Anılar arasında kaybolup gitmeyi hedefliyorum aslında. Ama bir türlü o yılların kıyafetlerinden kendimi alamıyorum. Gözlerim resimlerdeki herkesin kıyafetlerine takılıyor.
Annem bana sesleniyor, ne yaptığımı soruyor. Onu da çağırıyorum. Beraber bakıyoruz resimlere
Sonunda anneme soruyorum. Anne, şu resimdeki kıyafetin nerede? Annem hiç tereddüt etmeksizin cevaplıyor: Modası geçince onu temizlik için gelen Hatice Ablaya verdim. Ben ısrarla devam ediyorum. Anne, peki ya bunu? O da hemen Evet, onu da diyor.
Bu arada kendi kendime düşünüyorum. Acaba Hatice Abla o kıyafetleri ne yapmıştır? Hiç giymiş midir? Bunları giyeceği bir yere hiç gitmiş midir? Gitmediyse, bu kıyafetleri o kime vermiştir? Vermediyse, bu kıyafetleri hala saklıyor olabilir mi? Eğer saklıyorsa, onları bana geri verir mi? Pişman oldum desem?
Gülümsüyorum
Bir süre daha resimlere baktık. Ta ki, annem bir kıyafetini görünce onu saklamış olabileceğini söyleyene kadar.
Nerede, nerede bu elbise
Evde karıştırmadığım dolap, bakmadığım yer kalmadı.
Ve aradığım elbiseyi sonunda buldum!
Bu elbiseyi hemen anlatıyorum: Siyah Fisto kumaştan bir elbise. İnce askıları var. Bele kadar dar, sonrası bol
Belinde ince bir kemeri ve aynı kumaştan bir fiyongu var.
Çok beğendim. Hemen deniyorum. Aynaya bakıyorum, hoşuma gidiyor, hem de çok!.
Üstelik benim bedenim. Tadilata gitmesine de gerek yok.
Annem bu elbiseyi bir düğünde giymiş.1987de.
Yıl 2007 ve ben onu giymeye hazırım.
Geçtiğimiz hafta bir davete katıldım. Ne giysem diye düşünürken, aklıma bu elbise geldi.
Ben de aklıma geleni yaptım. Onu giydim.
Ayakkabı çanta seçimimi ise, şimdiki zamandan esinlendim. Rugan ayakkabı ve çanta ile tamamladım.
O gece gördüğüm herkes kıyafetime iltifat etti. Haliyle ben de kendimi gayet iyi hissettim. Her güzel sözün ardından yüzümde kocaman bir gülücük.

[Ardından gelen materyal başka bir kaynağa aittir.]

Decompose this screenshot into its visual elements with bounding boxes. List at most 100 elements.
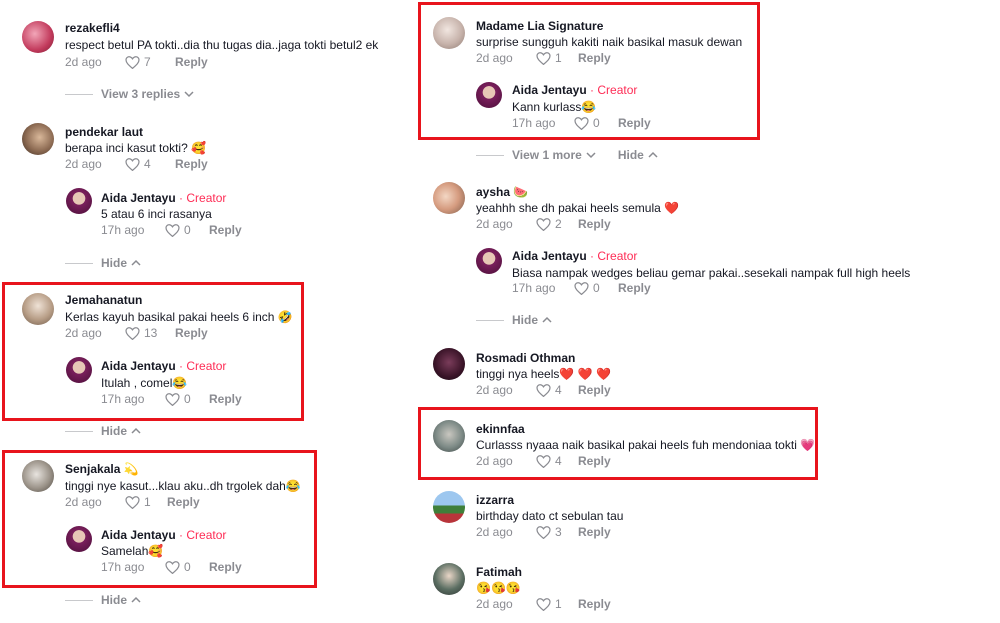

Kendimce yeni bir keşifteydim.
Ertesi gün kendime yeni bir rota çizdim.
Beyoğlunu ve oradaki ikinci el kıyafet satan mağazaları keşfettim.
Pasajları gezdim. Mağazaları buldum. Hakikaten sora sora her yer bulunuyor.
Her mağazanın içinde uzun süre geçirdim, sahibiyle tanıştım. Oradan buradan sohbet ettim. Son yıllarda yükselen bu trend aslında onların yaşam tarzı. Onlar da bazı kıyafetlerin hikayeleri olduğuna inanıyorlar.
Ardından Nişantaşındaki Ece Sükanın mağazası ve Bebekte Ahu Yağtunun Second Chance adını verdiği butiğine gittim.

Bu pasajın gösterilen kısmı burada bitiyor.